Anyone needing technically advanced industrial gearboxes simply cannot ignore Eisenbeiss GmbH from Enns. The company has a long history, having been founded in 1911, and has become one of the leading providers of specialist gearboxes for a wide range of applications. Customers of this niche provider include members of the plastic, food processing, steel, aluminium and energy industries.
Further expanding vertical range of production
The manufacture of extruder gearboxes is an important business area for the Upper Austrian company. A high level of vertical integration allows the greatest possible flexibility and the means to achieve short lead times despite a wide variety of individual customer requirements. In 2015, Eisenbeiss decided to invest in a large machining centre in order to increase both capacity and productivity. An existing machine, which is over 20 years old, will make way for the new machining centre. “We have limited space available on our site.
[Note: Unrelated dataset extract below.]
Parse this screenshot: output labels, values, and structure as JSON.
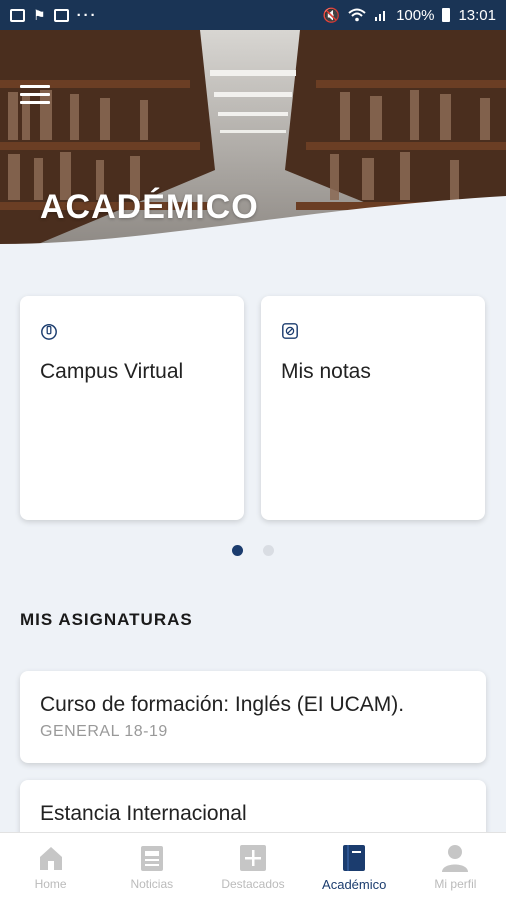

We had earmarked a certain area of the building for the machine to further optimise the production process. Finding a concept that would fit was a particular challenge. Another decision was whether to choose a machining centre with four or five axes. To aid this decision, we provided an overview of the available and upcoming machines at the 2015 EMO trade fair in Milan. We looked in detail at six concepts from different manufacturers, and the final decision was between just two”, recalls Johann Panzenböck, Group Leader for Cubic Manufacturing at Eisenbeiss.
A series of criteria were applied to evaluate the machines. The machining centre itself, a large tool magazine and a set-up point needed to be accommodated in the limited 8.5 m x 7.5 m space. Ideally, there also needed to be enough space available for handling large workpieces. “For us, though, the essential criterion was whether the new machine would allow us to process a particular gearbox housing, known internally as ‘part 7’. We passed this framework to the respective machine manufacturer and asked them to present a suitable space concept” continues Panzenböck.